Analysis Summary

A sophisticated vulnerability in Microsoft 365 Copilot enabled attackers to stealthily exfiltrate sensitive tenant data including recent corporate emails through indirect prompt injection attacks. A security researcher revealed the flaw, which exploited Copilot’s integration with Office documents and support for Mermaid diagrams, a markdown-based visualization tool. Unlike direct prompt manipulation, this method embeds malicious instructions inside documents such as Excel spreadsheets, making it highly covert and effective for phishing and espionage scenarios.

According to the Researcher, the attack chain began when a user unknowingly asked Copilot to summarize a malicious Excel file. Hidden commands in white text across multiple sheets instructed Copilot to override its task and instead use the search_enterprise_emails tool to retrieve recent emails. These retrieved emails were hex-encoded, split into multiple lines to bypass character limits, and embedded into a fake “login button” Mermaid diagram styled with CSS. This diagram disguised the attack by appearing legitimate, using a lock emoji and button-like styling to lure the user into clicking it.

Once clicked, the button redirected the user to an attacker-controlled server (such as Burp Collaborator) where the encoded email data was silently transmitted and could be decoded from the server logs. The attack’s success relied on Mermaid’s flexibility, which allows hyperlinks and CSS inside diagrams, enabling convincing visual deception. This technique shared similarities with a previous Mermaid-based exploit in Cursor IDE, but differed as it required minimal user interaction just a single click instead of zero-click execution.

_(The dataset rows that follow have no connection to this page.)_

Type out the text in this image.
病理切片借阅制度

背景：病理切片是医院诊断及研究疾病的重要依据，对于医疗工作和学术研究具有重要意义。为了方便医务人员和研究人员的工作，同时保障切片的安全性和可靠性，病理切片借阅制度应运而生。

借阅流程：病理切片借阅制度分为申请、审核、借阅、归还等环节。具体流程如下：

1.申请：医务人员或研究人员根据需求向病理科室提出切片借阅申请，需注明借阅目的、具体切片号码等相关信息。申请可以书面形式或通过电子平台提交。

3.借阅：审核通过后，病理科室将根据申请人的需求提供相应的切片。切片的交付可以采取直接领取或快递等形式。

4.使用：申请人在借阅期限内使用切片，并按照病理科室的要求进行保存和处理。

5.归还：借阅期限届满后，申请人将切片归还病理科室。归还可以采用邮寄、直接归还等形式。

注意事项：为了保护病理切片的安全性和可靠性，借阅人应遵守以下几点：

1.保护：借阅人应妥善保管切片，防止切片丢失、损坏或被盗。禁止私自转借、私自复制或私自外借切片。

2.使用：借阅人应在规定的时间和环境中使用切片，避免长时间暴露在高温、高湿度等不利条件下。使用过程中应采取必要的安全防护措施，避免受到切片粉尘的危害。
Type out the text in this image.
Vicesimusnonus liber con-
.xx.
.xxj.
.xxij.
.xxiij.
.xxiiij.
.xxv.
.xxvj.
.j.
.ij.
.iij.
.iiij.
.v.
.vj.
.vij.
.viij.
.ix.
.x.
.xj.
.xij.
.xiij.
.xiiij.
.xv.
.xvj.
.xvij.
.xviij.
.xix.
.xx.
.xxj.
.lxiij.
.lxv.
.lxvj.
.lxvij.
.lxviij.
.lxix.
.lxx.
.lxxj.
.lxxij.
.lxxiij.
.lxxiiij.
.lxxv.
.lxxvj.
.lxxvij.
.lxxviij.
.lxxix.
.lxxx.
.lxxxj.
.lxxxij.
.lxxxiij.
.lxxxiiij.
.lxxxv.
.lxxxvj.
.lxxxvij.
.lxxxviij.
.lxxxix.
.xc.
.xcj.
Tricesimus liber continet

Microsoft acknowledged the vulnerability after internal testing, validating the issue on September 8, 2025, and patching it by September 26, 2025 by disabling interactive hyperlinks in Copilot’s Mermaid outputs. Though the findings were reported earlier on August 15 after DEFCON discussions, the mitigation process faced coordination challenges and did not qualify for a bounty. This incident highlights significant risks in AI-integrated enterprise software, emphasizing the need for stronger defenses against indirect prompt injection attacks, careful document handling, and close monitoring of AI-generated outputs in corporate environments

Impact

• Sensitive Data Theft
• Gain Access

Remediation

• Disable interactive elements in AI-generated Mermaid diagrams, such as hyperlinks or embedded scripts, to prevent data exfiltration via deceptive visual components.
• Implement strict input sanitization for Copilot and other AI tools, blocking hidden prompts in Office documents (e.g., white text, invisible cells, layered shapes).
• Restrict Copilot’s access to sensitive tools and internal data sources, such as search_enterprise_emails, unless explicitly authorized by users or admins.
• Enable data access controls and audit logging to monitor when AI tools retrieve emails, documents, or corporate data.